Exploring Neural Stylization and Rendering Across 2D and 3D Visual Modalities

PhD Thesis Proposal Defence


Title: "Exploring Neural Stylization and Rendering Across 2D and 3D Visual 
Modalities"

by

Miss Yingshu CHEN


Abstract:

The rapid advancement of deep learning and generative machine learning has 
shown promise for digital content generation. Neural network-driven techniques, 
including neural rendering, neural representations and neural stylization, have 
empowered artists, creators, and even non-professionals to blend artistic 
elements and technical intelligence revolutionizing the way we generate, 
manipulate, and stylize visual content across diverse modalities.

This thesis begins by providing a comprehensive review of the fundamental 
theories and state-of-the-art developments in neural stylization, covering key 
concepts such as neural style transfer, neural rendering, and the latest 
advancements in generative AI. It then establishes a systematic taxonomy to 
navigate the categorization of neural stylization for various digital content 
types, from 2D imagery to 3D assets. Starting with these fundamentals, the 
thesis further explores the difficulties of photorealistic stylization, 
focusing on real-world outdoor scenarios in 2D and city-level scenarios in the 
3D realm. Under the outdoor cityscape circumstance, we aim to maintain the 
foreground's geometry and structure while skillfully combining dynamic color 
and texture styles for the sky background.
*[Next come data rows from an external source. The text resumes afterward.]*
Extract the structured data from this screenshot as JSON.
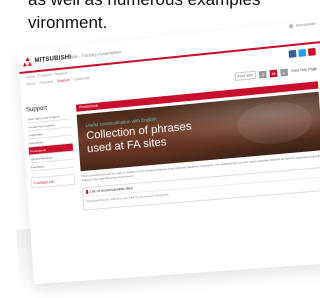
{
  "caption": {
    "line1": "",
    "line2": "as well as numerous examples",
    "line3": "vironment."
  },
  "header": {
    "brand": "MITSUBISHI",
    "site_title": "Global - Factory Automation",
    "language": "Worldwide"
  },
  "nav": {
    "breadcrumb": "Home  ›  Products  ›  Support  ›",
    "tabs": [
      {
        "label": "Home",
        "active": false
      },
      {
        "label": "Products",
        "active": false
      },
      {
        "label": "Support",
        "active": true
      },
      {
        "label": "Download",
        "active": false
      }
    ]
  },
  "social": {
    "colors": [
      "#3b5998",
      "#1da1f2",
      "#c8102e"
    ]
  },
  "toolbar": {
    "font_size_label": "Font size",
    "sizes": [
      "S",
      "M",
      "L"
    ],
    "print_label": "Print This Page"
  },
  "sidebar": {
    "heading": "Support",
    "items": [
      {
        "label": "Information and Support",
        "active": false
      },
      {
        "label": "e-Learning Courses",
        "active": false
      },
      {
        "label": "e-Manuals",
        "active": false
      },
      {
        "label": "Glossaries",
        "active": false
      },
      {
        "label": "Phrasebook",
        "active": true
      },
      {
        "label": "Service Network",
        "active": false
      }
    ],
    "feedback": "Feedback",
    "contact": "Contact Us"
  },
  "main": {
    "section_title": "Phrasebook",
    "banner_sub": "Useful communication with English",
    "banner_title_1": "Collection of phrases",
    "banner_title_2": "used at FA sites",
    "description": "These phrasebooks can be used to support communication between local staff and Japanese engineers. The phrasebooks contain many everyday phrases as well as numerous examples related to the manufacturing environment.",
    "list_heading": "List of downloadable files",
    "list_body": "Download files by clicking on the links for the relevant languages."
  },
  "colors": {
    "accent": "#c8102e",
    "banner_text_sub": "#5fc8b6"
  }
}
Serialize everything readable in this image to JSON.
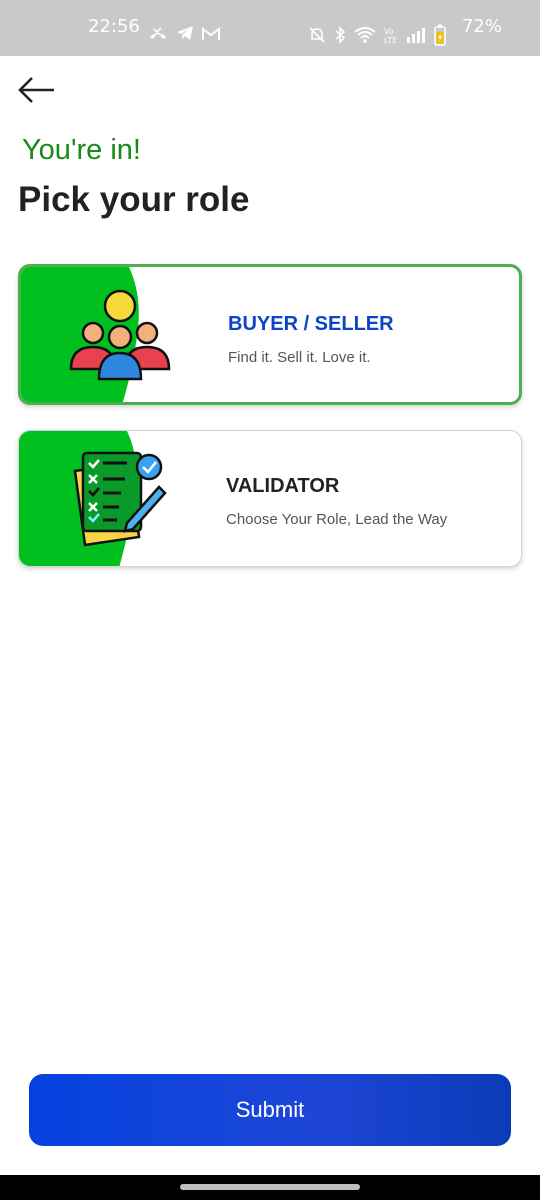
{
  "status_bar": {
    "time": "22:56",
    "battery": "72%",
    "left_icons": [
      "missed-call-icon",
      "telegram-icon",
      "gmail-icon"
    ],
    "right_icons": [
      "mute-icon",
      "bluetooth-icon",
      "wifi-icon",
      "volte-icon",
      "signal-icon",
      "battery-icon"
    ]
  },
  "header": {
    "back_icon": "arrow-left-icon",
    "subtitle": "You're in!",
    "title": "Pick your role"
  },
  "roles": [
    {
      "name": "BUYER / SELLER",
      "description": "Find it. Sell it. Love it.",
      "icon": "people-group-icon",
      "selected": true
    },
    {
      "name": "VALIDATOR",
      "description": "Choose Your Role, Lead the Way",
      "icon": "checklist-icon",
      "selected": false
    }
  ],
  "submit_label": "Submit",
  "colors": {
    "accent_green": "#00c020",
    "subtitle_green": "#178a17",
    "selected_border": "#4caf50",
    "selected_text": "#0a44c8",
    "button_blue": "#0442e0"
  }
}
The TimeOfDay framework solves the 
issue of architectural style transfer on photographs, utilizing 
high-frequency-aware image-to-image translation models. Moving to 3D space, the 
StyleCity system supervises the compact neural texture optimization using 
multi-view features extracted from the large-scale pre-trained vision and 
language models in a progressive and scale-adaptive manner to handle extra 
challenges in 3D urban scenes including the large magnitude of area and 
scale-adaptive 3D consistency. In addition, StyleCity synthesizes an 
omnidirectional sky in a harmonious style with the foreground elements using 
the latest generative diffusion model.

By seamlessly integrating neural rendering, generative models, and 
vision-language models, neural stylization has demonstrated its potential to 
revolutionize the creation and interaction with digital modalities. The 
insights and innovations in this thesis showcase a promising future where 
reality, technology, and art are interlinked.


Date:                   Tuesday, 23 July 2024

Time:                   2:00pm - 4:00pm

Venue:                  Room 3494
                        Lifts 25/26

Committee Members:      Prof. Sai-Kit Yeung (Supervisor)
                        Prof. Ajay Joneja (Supervisor)
                        Prof. Pedro Sander (Chairperson)
                        Dr. Dan Xu